Many students at Vassar don’t know about the hidden gem that is the living room at Alumnae House, which is located on Raymond Avenue across from campus. This room was designed in the early 1920s by Violet Oakley as a memorial to her sister and Vassar alumna, Hester Caldwell Oakley Ward (Class of 1891). The living room’s main attraction is the impressive triptych The Great Wonder: A Vision of the Apocalypse which features the “woman clothed in sun” from the Book of Revelation. Oakley’s design for the triptych and the entire decorative scheme for the room speaks to her unique effort to bring women into a narrative of Gothic revival art and architecture, which is especially apt for Vassar as a women’s college at the time. In Professor Platts’ class we worked together to create an exhibition revolving around the plethora of preparatory drawings by Oakley for the design of the living room and the triptych that today belong to the collection of the Loeb.

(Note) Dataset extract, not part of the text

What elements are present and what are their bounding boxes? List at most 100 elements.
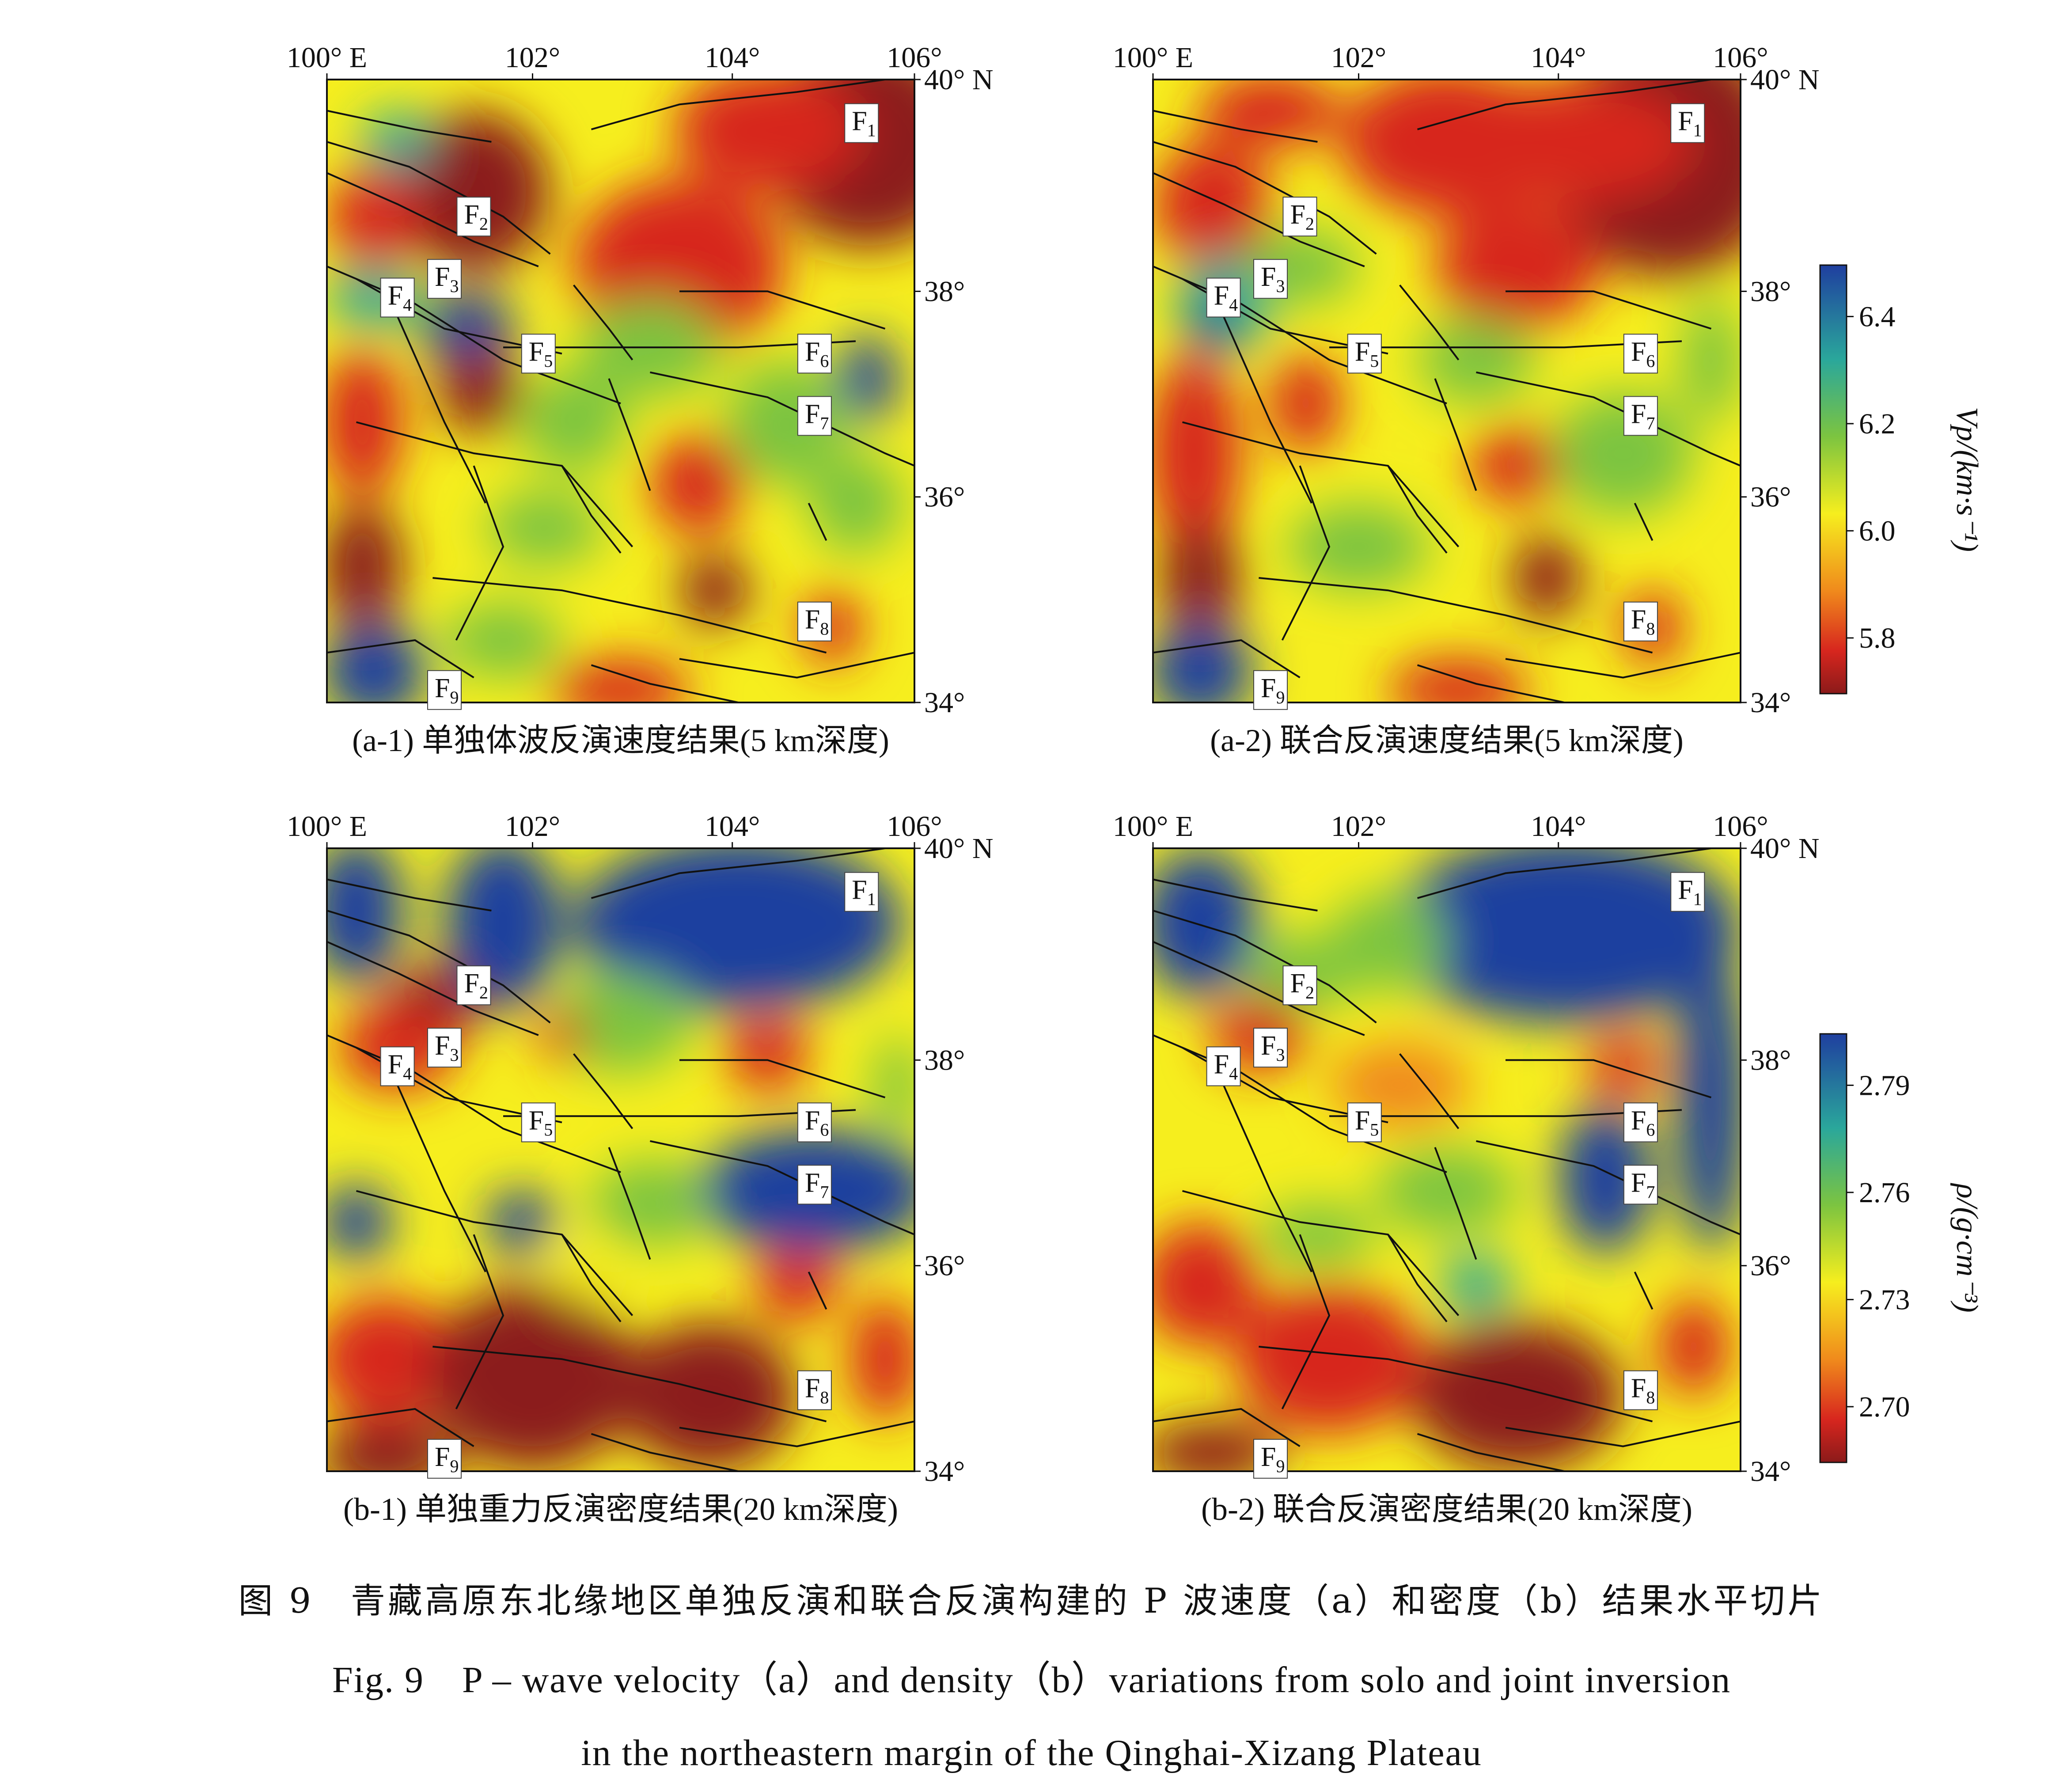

Unfortunately, for months we did not get to see our work come to fruition, as the college switched to remote learning and most students returned home at the onset of the COVID-19 pandemic. One unintended advantage of being a docent is that I have been able to continue to work with the Violet Oakley exhibition after it opened at the Loeb almost a year later, in February 2021. During this semester I have helped convert the information from the exhibition onto a three-dimensional scan of the Alumnae House. This scan is especially important because Alumnae House is not open this semester, so we had to devise other ways people could visit virtually instead. During a time when the triptych is not accessible to students or the general public, the virtual format allows visitors to see some of the works of art hidden around campus, and more easily visualize Oakley’s original vision for the project by overlaying the scan of the room today with her preparatory drawings. 

Click the image above to visit the three-dimensional scan of the Alumnae House.

The Loeb has also converted the gallery talk that would typically accompany the exhibition into a virtual event. This talk will be held on May 14 at 1:00PM Eastern via Zoom and is available here. Of course, the virtual gallery talk and the scan of the Alumnae House cannot perfectly replicate the experience of going to see the living room in person, but I’ve found that one advantage of highlighting Violet Oakley’s work through these mediums is that they bring to light less familiar works to the Vassar community, both on campus and across the world. As always, if you would like to visit the Loeb in person and see The Great Wonder: Violet Oakley and the Gothic Revival at Vassar exhibition for yourself, it will be open until June 13.